Transparent communication on how QPAs are calculated is key to preventing disputes and ensuring fair negotiations.  Insurers must certify that the QPA was determined according to NSA rules. Providers can also request additional information on specific rate factors, such as whether certain rate types or databases contributed to the QPA calculation.

This approach fosters transparency, giving providers the information needed to make informed decisions during dispute reTransparency in QPA determinations allows providers to gain a clearer understanding of the payment methodology. This clarity facilitates fairer negotiations and reduces the likelihood of disputes escalating unnecessarily.

How aequum Supports Providers and Insurers with NSA Compliance

The Fifth Circuit’s decision clarified the QPA determination and timeline requirements.

aequum offers the following NSA compliance resources and support:

  • Regulatory Compliance: aequum’s legal team closely monitors NSA developments to help payors and plan sponsors stay compliant with current regulations,
  • Claims Dispute Resolution: aequum reviews IDR submissions to exclude any claims that are not eligible for NSA arbitration and to assist payors and plan sponsors in navigating the arbitration process and resolving billing disputes, ensuring fair settlements and reducing administrative burdens.
  • Billing and Transparency Guidance: aequum’s team works with payors to improve billing transparency, enhancing the patient experience and minimizing out-of-network billing issues.

 

Although providers have prevailed in 82% of IDR cases, this statistic can be somewhat misleading. Many decisions are default victories due to payors either not participating or failing to submit adequate evidence. The arbitration process is very resource-intensive, highlighting the need for improved compliance and more efficient procedures to reduce the administrative burden.

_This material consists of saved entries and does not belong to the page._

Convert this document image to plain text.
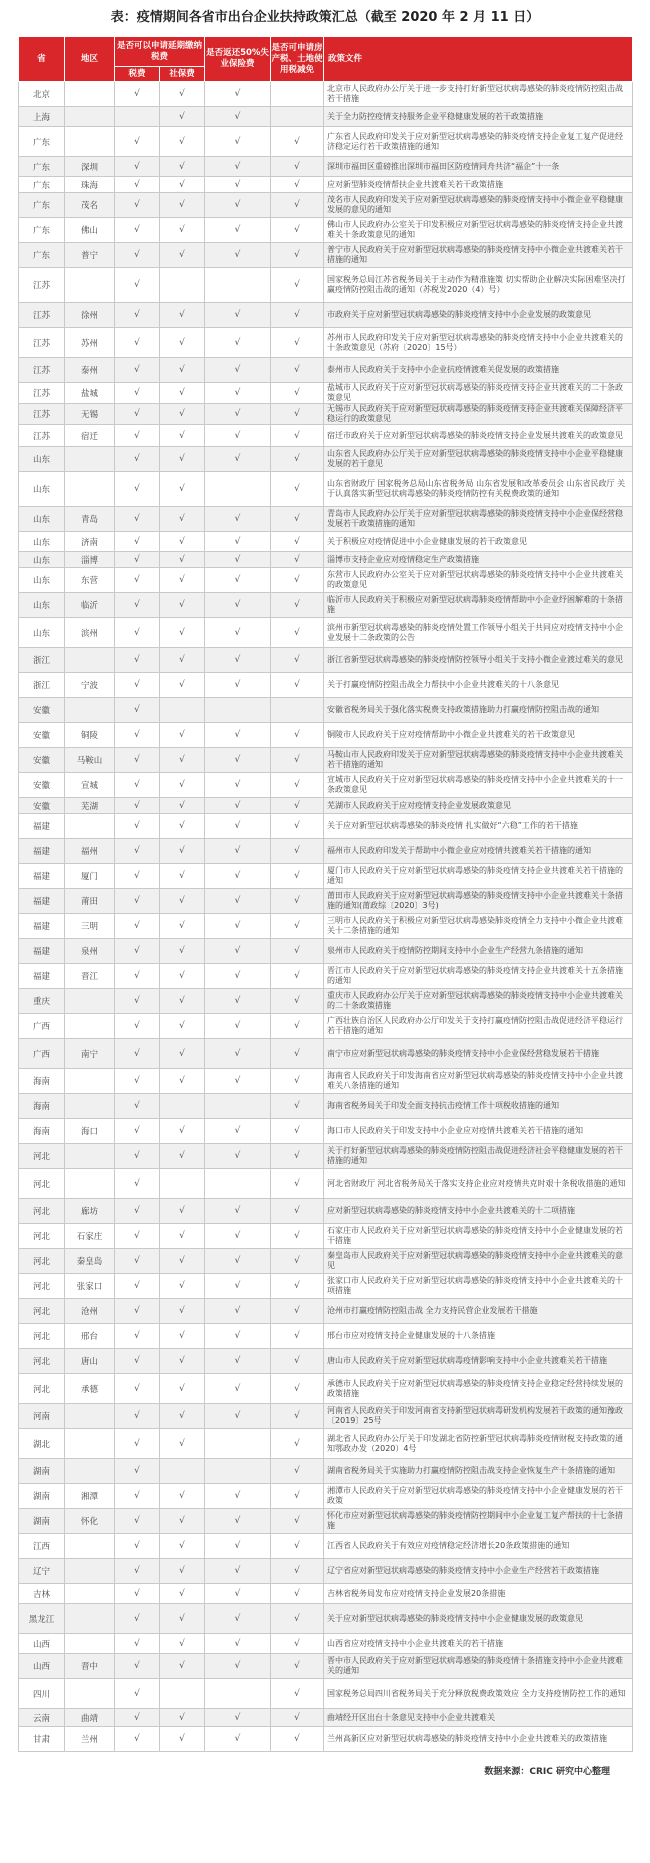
表：疫情期间各省市出台企业扶持政策汇总（截至 2020 年 2 月 11 日）
省	地区	是否可以申请延期缴纳税费		是否返还50%失业保险费	是否可申请房产税、土地使用税减免	政策文件
		税费	社保费			
北京		√	√	√		北京市人民政府办公厅关于进一步支持打好新型冠状病毒感染的肺炎疫情防控阻击战若干措施
上海			√	√		关于全力防控疫情支持服务企业平稳健康发展的若干政策措施
广东		√	√	√	√	广东省人民政府印发关于应对新型冠状病毒感染的肺炎疫情支持企业复工复产促进经济稳定运行若干政策措施的通知
广东	深圳	√	√	√	√	深圳市福田区重磅推出深圳市福田区防疫情同舟共济“福企”十一条
广东	珠海	√	√	√	√	应对新型肺炎疫情帮扶企业共渡难关若干政策措施
广东	茂名	√	√	√	√	茂名市人民政府印发关于应对新型冠状病毒感染的肺炎疫情支持中小微企业平稳健康发展的意见的通知
广东	佛山	√	√	√	√	佛山市人民政府办公室关于印发积极应对新型冠状病毒感染的肺炎疫情支持企业共渡难关十条政策意见的通知
广东	普宁	√	√	√	√	普宁市人民政府关于应对新型冠状病毒感染的肺炎疫情支持中小微企业共渡难关若干措施的通知
江苏		√			√	国家税务总局江苏省税务局关于主动作为精准施策 切实帮助企业解决实际困难坚决打赢疫情防控阻击战的通知（苏税发2020（4）号）
江苏	徐州	√	√	√	√	市政府关于应对新型冠状病毒感染的肺炎疫情支持中小企业发展的政策意见
江苏	苏州	√	√	√	√	苏州市人民政府印发关于应对新型冠状病毒感染的肺炎疫情支持中小企业共渡难关的十条政策意见（苏府〔2020〕15号）
江苏	泰州	√	√	√	√	泰州市人民政府关于支持中小企业抗疫情渡难关促发展的政策措施
江苏	盐城	√	√	√	√	盐城市人民政府关于应对新型冠状病毒感染的肺炎疫情支持企业共渡难关的二十条政策意见
江苏	无锡	√	√	√	√	无锡市人民政府关于应对新型冠状病毒感染的肺炎疫情支持企业共渡难关保障经济平稳运行的政策意见
江苏	宿迁	√	√	√	√	宿迁市政府关于应对新型冠状病毒感染的肺炎疫情支持企业发展共渡难关的政策意见
山东		√	√	√	√	山东省人民政府办公厅关于应对新型冠状病毒感染的肺炎疫情支持中小企业平稳健康发展的若干意见
山东		√	√		√	山东省财政厅 国家税务总局山东省税务局 山东省发展和改革委员会 山东省民政厅 关于认真落实新型冠状病毒感染的肺炎疫情防控有关税费政策的通知
山东	青岛	√	√	√	√	青岛市人民政府办公厅关于应对新型冠状病毒感染的肺炎疫情支持中小企业保经营稳发展若干政策措施的通知
山东	济南	√	√	√	√	关于积极应对疫情促进中小企业健康发展的若干政策意见
山东	淄博	√	√	√	√	淄博市支持企业应对疫情稳定生产政策措施
山东	东营	√	√	√	√	东营市人民政府办公室关于应对新型冠状病毒感染的肺炎疫情支持中小企业共渡难关的政策意见
山东	临沂	√	√	√	√	临沂市人民政府关于积极应对新型冠状病毒肺炎疫情帮助中小企业纾困解难的十条措施
山东	滨州	√	√	√	√	滨州市新型冠状病毒感染的肺炎疫情处置工作领导小组关于共同应对疫情支持中小企业发展十二条政策的公告
浙江		√	√	√	√	浙江省新型冠状病毒感染的肺炎疫情防控领导小组关于支持小微企业渡过难关的意见
浙江	宁波	√	√	√	√	关于打赢疫情防控阻击战全力帮扶中小企业共渡难关的十八条意见
安徽		√				安徽省税务局关于强化落实税费支持政策措施助力打赢疫情防控阻击战的通知
安徽	铜陵	√	√	√	√	铜陵市人民政府关于应对疫情帮助中小微企业共渡难关的若干政策意见
安徽	马鞍山	√	√	√	√	马鞍山市人民政府印发关于应对新型冠状病毒感染的肺炎疫情支持中小企业共渡难关若干措施的通知
安徽	宣城	√	√	√	√	宣城市人民政府关于应对新型冠状病毒感染的肺炎疫情支持中小企业共渡难关的十一条政策意见
安徽	芜湖	√	√	√	√	芜湖市人民政府关于应对疫情支持企业发展政策意见
福建		√	√	√	√	关于应对新型冠状病毒感染的肺炎疫情 扎实做好“六稳”工作的若干措施
福建	福州	√	√	√	√	福州市人民政府印发关于帮助中小微企业应对疫情共渡难关若干措施的通知
福建	厦门	√	√	√	√	厦门市人民政府关于应对新型冠状病毒感染的肺炎疫情支持企业共渡难关若干措施的通知
福建	莆田	√	√	√	√	莆田市人民政府关于应对新型冠状病毒感染的肺炎疫情支持中小企业共渡难关十条措施的通知(莆政综〔2020〕3号)
福建	三明	√	√	√	√	三明市人民政府关于积极应对新型冠状病毒感染肺炎疫情全力支持中小微企业共渡难关十二条措施的通知
福建	泉州	√	√	√	√	泉州市人民政府关于疫情防控期间支持中小企业生产经营九条措施的通知
福建	晋江	√	√	√	√	晋江市人民政府关于应对新型冠状病毒感染的肺炎疫情支持企业共渡难关十五条措施的通知
重庆		√	√	√	√	重庆市人民政府办公厅关于应对新型冠状病毒感染的肺炎疫情支持中小企业共渡难关的二十条政策措施
广西		√	√	√	√	广西壮族自治区人民政府办公厅印发关于支持打赢疫情防控阻击战促进经济平稳运行若干措施的通知
广西	南宁	√	√	√	√	南宁市应对新型冠状病毒感染的肺炎疫情支持中小企业保经营稳发展若干措施
海南		√	√	√	√	海南省人民政府关于印发海南省应对新型冠状病毒感染的肺炎疫情支持中小企业共渡难关八条措施的通知
海南		√			√	海南省税务局关于印发全面支持抗击疫情工作十项税收措施的通知
海南	海口	√	√	√	√	海口市人民政府关于印发支持中小企业应对疫情共渡难关若干措施的通知
河北		√	√	√	√	关于打好新型冠状病毒感染的肺炎疫情防控阻击战促进经济社会平稳健康发展的若干措施的通知
河北		√			√	河北省财政厅 河北省税务局关于落实支持企业应对疫情共克时艰十条税收措施的通知
河北	廊坊	√	√	√	√	应对新型冠状病毒感染的肺炎疫情支持中小企业共渡难关的十二项措施
河北	石家庄	√	√	√	√	石家庄市人民政府关于应对新型冠状病毒感染的肺炎疫情支持中小企业健康发展的若干措施
河北	秦皇岛	√	√	√	√	秦皇岛市人民政府关于应对新型冠状病毒感染的肺炎疫情支持中小企业共渡难关的意见
河北	张家口	√	√	√	√	张家口市人民政府关于应对新型冠状病毒感染的肺炎疫情支持中小企业共渡难关的十项措施
河北	沧州	√	√	√	√	沧州市打赢疫情防控阻击战 全力支持民营企业发展若干措施
河北	邢台	√	√	√	√	邢台市应对疫情支持企业健康发展的十八条措施
河北	唐山	√	√	√	√	唐山市人民政府关于应对新型冠状病毒疫情影响支持中小企业共渡难关若干措施
河北	承德	√	√	√	√	承德市人民政府关于应对新型冠状病毒感染的肺炎疫情支持企业稳定经营持续发展的政策措施
河南		√	√	√	√	河南省人民政府关于印发河南省支持新型冠状病毒研发机构发展若干政策的通知豫政〔2019〕25号
湖北		√	√		√	湖北省人民政府办公厅关于印发湖北省防控新型冠状病毒肺炎疫情财税支持政策的通知鄂政办发（2020）4号
湖南		√			√	湖南省税务局关于实施助力打赢疫情防控阻击战支持企业恢复生产十条措施的通知
湖南	湘潭	√	√	√	√	湘潭市人民政府关于应对新型冠状病毒感染的肺炎疫情支持中小企业健康发展的若干政策
湖南	怀化	√	√	√	√	怀化市应对新型冠状病毒感染的肺炎疫情防控期间中小企业复工复产帮扶的十七条措施
江西		√	√	√	√	江西省人民政府关于有效应对疫情稳定经济增长20条政策措施的通知
辽宁		√	√	√	√	辽宁省应对新型冠状病毒感染的肺炎疫情支持中小企业生产经营若干政策措施
吉林		√	√	√	√	吉林省税务局发布应对疫情支持企业发展20条措施
黑龙江		√	√	√	√	关于应对新型冠状病毒感染的肺炎疫情支持中小企业健康发展的政策意见
山西		√	√	√	√	山西省应对疫情支持中小企业共渡难关的若干措施
山西	晋中	√	√	√	√	晋中市人民政府关于应对新型冠状病毒感染的肺炎疫情十条措施支持中小企业共渡难关的通知
四川		√			√	国家税务总局四川省税务局关于充分释放税费政策效应 全力支持疫情防控工作的通知
云南	曲靖	√	√	√	√	曲靖经开区出台十条意见支持中小企业共渡难关
甘肃	兰州	√	√	√	√	兰州高新区应对新型冠状病毒感染的肺炎疫情支持中小企业共渡难关的政策措施
数据来源：CRIC 研究中心整理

Administering the NSA adds to plan costs in two ways – paying additional benefits and compliance processing costs. Aequum support ensures compliance and streamlines the dispute process to help payors minimize both benefits and administrative costs.

Implications of Private Equity and Arbitration Trends

Private equity-backed providers play a significant role in many arbitration cases within the IDR process. These organizations often have the financial resources and incentives to navigate the process efficiently while focusing on maximizing revenue.

One notable example is Envision Healthcare, a private equity-backed provider that recently filed for bankruptcy.  Before the NSA’s enactment, Envision heavily relied on surprise billing as a central part of its financial model. The new law has disrupted this strategy, illustrating how the NSA is reshaping the operating environment for private equity-backed providers.

A Step Toward Balance

This ruling is a step toward balancing provider and payor needs under the NSA. While providers may still face challenges in navigating the evolving regulatory landscape, the decision provides clearer guidelines for payment and compliance. As the IDR process and other NSA provisions continue to develop, providers and payors alike must stay informed and proactive.